Ethyl lent me her Norton’s doorstop with the admonition that I begin, after several decades of disuse, putting my slacker right brain through its paces. Thus began our nightly rituals of reading desultory poems to each other, poems that could charm the chill off a tin ear. I can’t say the experience moved me to embrace the viola or the flugelhorn, though I eventually quit my day job to become a wandering minstrel of sorts. But those first poems began to strum, hum, come to me as the music I had relegated to the benighted. From there it was a short step to a long and endless journey of understanding prosody, and everything else in the poet’s handbag of techniques for producing sound: assonance, alliteration, euphony, meter, and heretofore unheard of rhyme.
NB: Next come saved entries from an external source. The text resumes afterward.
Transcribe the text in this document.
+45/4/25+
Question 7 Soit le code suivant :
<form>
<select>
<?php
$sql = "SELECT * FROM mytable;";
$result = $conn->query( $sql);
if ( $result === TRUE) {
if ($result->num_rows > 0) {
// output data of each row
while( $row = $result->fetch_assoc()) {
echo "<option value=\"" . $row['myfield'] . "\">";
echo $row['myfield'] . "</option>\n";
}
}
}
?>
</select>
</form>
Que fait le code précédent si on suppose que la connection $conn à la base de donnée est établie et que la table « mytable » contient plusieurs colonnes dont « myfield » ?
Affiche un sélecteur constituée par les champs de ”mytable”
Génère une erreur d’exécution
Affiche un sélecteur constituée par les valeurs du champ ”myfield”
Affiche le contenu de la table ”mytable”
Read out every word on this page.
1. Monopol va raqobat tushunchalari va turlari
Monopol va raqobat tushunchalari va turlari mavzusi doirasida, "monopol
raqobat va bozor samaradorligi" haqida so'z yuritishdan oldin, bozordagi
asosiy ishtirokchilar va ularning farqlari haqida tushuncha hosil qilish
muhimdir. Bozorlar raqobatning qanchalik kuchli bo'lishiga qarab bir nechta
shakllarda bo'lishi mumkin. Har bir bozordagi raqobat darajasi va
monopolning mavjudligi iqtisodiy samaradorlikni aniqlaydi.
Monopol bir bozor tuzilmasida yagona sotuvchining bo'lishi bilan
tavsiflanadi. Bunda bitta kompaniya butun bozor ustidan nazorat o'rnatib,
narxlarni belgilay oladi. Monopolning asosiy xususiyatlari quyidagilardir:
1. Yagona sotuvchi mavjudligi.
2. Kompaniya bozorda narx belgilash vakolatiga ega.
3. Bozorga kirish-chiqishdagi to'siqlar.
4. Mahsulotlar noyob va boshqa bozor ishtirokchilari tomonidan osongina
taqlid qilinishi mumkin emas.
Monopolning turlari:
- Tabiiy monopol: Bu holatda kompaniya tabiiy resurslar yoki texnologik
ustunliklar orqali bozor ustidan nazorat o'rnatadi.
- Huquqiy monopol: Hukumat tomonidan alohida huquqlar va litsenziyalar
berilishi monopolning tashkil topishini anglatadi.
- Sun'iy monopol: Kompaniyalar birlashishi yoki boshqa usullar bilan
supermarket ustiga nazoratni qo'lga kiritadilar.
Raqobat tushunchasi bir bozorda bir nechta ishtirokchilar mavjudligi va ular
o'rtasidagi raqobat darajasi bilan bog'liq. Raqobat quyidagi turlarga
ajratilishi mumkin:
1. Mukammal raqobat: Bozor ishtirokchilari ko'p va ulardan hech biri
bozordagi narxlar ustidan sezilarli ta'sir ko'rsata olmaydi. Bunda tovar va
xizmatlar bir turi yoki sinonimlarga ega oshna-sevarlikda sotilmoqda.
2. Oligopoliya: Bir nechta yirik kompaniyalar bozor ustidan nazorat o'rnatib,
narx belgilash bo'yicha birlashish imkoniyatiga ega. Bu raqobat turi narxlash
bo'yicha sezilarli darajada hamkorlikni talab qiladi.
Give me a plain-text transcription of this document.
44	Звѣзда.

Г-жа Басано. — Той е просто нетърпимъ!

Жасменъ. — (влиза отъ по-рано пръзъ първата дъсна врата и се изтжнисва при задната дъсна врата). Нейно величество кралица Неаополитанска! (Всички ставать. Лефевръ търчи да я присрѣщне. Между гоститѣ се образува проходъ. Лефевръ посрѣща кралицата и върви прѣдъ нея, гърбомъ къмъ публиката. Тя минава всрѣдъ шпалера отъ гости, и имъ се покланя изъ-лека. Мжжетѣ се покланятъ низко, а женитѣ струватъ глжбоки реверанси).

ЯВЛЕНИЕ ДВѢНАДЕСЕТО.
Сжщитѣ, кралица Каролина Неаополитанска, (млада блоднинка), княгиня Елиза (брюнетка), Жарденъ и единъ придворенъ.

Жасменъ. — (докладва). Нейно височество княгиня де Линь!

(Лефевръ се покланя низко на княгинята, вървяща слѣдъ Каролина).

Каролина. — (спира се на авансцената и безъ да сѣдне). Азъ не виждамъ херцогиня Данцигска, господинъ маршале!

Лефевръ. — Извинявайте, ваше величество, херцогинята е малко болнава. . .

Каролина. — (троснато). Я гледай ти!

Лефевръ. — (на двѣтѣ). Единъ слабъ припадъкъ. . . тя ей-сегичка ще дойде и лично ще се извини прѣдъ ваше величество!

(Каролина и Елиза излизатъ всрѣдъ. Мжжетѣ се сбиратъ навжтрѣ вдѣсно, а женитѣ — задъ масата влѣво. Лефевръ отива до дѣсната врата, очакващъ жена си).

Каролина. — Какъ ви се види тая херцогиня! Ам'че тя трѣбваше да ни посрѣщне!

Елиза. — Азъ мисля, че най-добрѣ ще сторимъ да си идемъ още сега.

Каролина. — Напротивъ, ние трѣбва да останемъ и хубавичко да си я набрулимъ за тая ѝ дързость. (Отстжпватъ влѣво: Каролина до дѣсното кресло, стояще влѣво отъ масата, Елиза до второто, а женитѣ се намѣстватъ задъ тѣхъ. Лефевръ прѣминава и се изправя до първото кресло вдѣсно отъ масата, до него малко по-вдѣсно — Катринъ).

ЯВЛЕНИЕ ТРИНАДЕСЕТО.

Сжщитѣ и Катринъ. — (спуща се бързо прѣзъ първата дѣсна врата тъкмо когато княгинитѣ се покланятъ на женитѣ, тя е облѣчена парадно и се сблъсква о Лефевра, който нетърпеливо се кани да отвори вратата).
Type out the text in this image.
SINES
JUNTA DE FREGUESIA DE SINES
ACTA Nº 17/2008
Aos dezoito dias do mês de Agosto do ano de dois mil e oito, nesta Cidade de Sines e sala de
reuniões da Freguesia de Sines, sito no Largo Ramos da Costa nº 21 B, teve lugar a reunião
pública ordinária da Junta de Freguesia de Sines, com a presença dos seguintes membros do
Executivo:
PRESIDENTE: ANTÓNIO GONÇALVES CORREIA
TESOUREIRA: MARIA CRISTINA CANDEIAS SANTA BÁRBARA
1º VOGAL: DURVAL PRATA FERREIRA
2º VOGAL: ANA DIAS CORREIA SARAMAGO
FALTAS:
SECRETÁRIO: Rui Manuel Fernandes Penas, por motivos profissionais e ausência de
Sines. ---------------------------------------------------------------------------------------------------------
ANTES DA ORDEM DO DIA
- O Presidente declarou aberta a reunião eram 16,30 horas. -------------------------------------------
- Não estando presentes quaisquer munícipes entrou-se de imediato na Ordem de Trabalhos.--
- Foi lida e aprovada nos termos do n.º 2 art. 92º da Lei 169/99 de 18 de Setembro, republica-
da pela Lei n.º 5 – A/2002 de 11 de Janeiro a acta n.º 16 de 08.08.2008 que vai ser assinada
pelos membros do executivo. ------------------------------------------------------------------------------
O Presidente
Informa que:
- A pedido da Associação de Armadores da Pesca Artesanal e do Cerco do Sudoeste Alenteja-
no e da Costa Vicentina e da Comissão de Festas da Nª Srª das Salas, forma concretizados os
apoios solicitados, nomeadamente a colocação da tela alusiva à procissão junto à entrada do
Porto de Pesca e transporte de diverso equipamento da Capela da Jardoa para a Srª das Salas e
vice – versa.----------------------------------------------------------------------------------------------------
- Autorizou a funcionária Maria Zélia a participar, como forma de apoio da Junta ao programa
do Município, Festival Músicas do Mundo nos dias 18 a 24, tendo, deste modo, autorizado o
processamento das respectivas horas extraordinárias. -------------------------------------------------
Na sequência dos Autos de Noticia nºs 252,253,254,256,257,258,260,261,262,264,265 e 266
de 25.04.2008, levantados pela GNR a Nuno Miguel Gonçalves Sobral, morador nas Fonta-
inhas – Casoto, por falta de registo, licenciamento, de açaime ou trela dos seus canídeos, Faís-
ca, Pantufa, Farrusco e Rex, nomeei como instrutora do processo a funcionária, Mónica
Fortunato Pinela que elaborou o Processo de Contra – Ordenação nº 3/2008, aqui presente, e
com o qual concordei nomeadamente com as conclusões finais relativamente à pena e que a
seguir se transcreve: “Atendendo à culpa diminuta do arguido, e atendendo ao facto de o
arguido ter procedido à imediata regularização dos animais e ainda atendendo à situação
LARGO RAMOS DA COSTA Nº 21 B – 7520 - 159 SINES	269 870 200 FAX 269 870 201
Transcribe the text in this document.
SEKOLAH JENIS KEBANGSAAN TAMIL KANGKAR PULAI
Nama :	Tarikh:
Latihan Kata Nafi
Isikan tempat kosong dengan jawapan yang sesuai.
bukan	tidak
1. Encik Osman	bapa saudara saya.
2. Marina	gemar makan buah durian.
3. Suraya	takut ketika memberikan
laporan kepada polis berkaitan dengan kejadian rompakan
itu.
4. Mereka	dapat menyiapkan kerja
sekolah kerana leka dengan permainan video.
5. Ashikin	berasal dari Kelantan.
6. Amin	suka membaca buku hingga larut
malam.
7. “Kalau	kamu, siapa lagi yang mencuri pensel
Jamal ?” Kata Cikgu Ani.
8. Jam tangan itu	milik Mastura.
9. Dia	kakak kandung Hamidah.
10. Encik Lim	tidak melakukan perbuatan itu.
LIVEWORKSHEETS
Imagine how reading Auden’s “The Fall of Rome” ruffled a misspent youth dawdling in the social sciences: Altogether elsewhere, vast/Herds of reindeer move across/Miles and miles of golden moss,/Silently and very fast. And what was I to do with Roethke’s I wake to sleep and take my waking slow? Or the triple-tongue-tempest Gerard Manley Hopkins’s Caught this morning morning’s minion, king-/dom of daylight’s dauphin, dapple-dawn-drawn Falcon, in his riding . . . .
Equally smitten with the lions of children’s poetry—Edward Lear, Lewis Carroll, and lesser lights now all but forgotten—I took to piping down valleys wild with Milne’s James James Morrison Morrison Weatherby George DuPree on [a] capital ship for an ocean trip … the Walloping Window Blind (Charles Carryl). Even “mere verse” like Gelett Burgess’s “The Purple Cow,” Morris Bishop’s “Song of the Pop-Bottlers,” and Eliot’s wildly inventive naming of cats served as an affront to tone-deaf economists, lips firmly pursed, who most likely were innocent of ever having been young and easy under the apple boughs. But pity not economists: They don’t know any better. Save compassion for poets like Blok who crash into a wall of silence and are denied the sounds that defined their entire lives.
I learned early that Emily Dickinson’s star shone brightest in the constellation of sound singers. (The woman levitated over Amherst, Massachusetts, a century and a half ago, and the mention of her first name alone, like that of “Abe,” brings instant recognition.) As the British poet and critic Clive James wrote: “[She] could enamel the inside of a raindrop.”
Most readers, even non-poets, might recognize the first couplet in her homage to a train: I like to see it lap the Miles—/And lick the Valleys up. Lap, lick? Of course. No other verbs could do. But to stop there without reading the full four quatrains of the poem is inexplicably to don earmuffs. I’ll wager you cannot think of a single thing to do in the next minute of your life that is as soothing to the ear as reading the entire poem. One minute. And it’s even odds that the memory of the poem, two hours from now, will linger longer than the memory of sex. Go ahead. I’ll wait.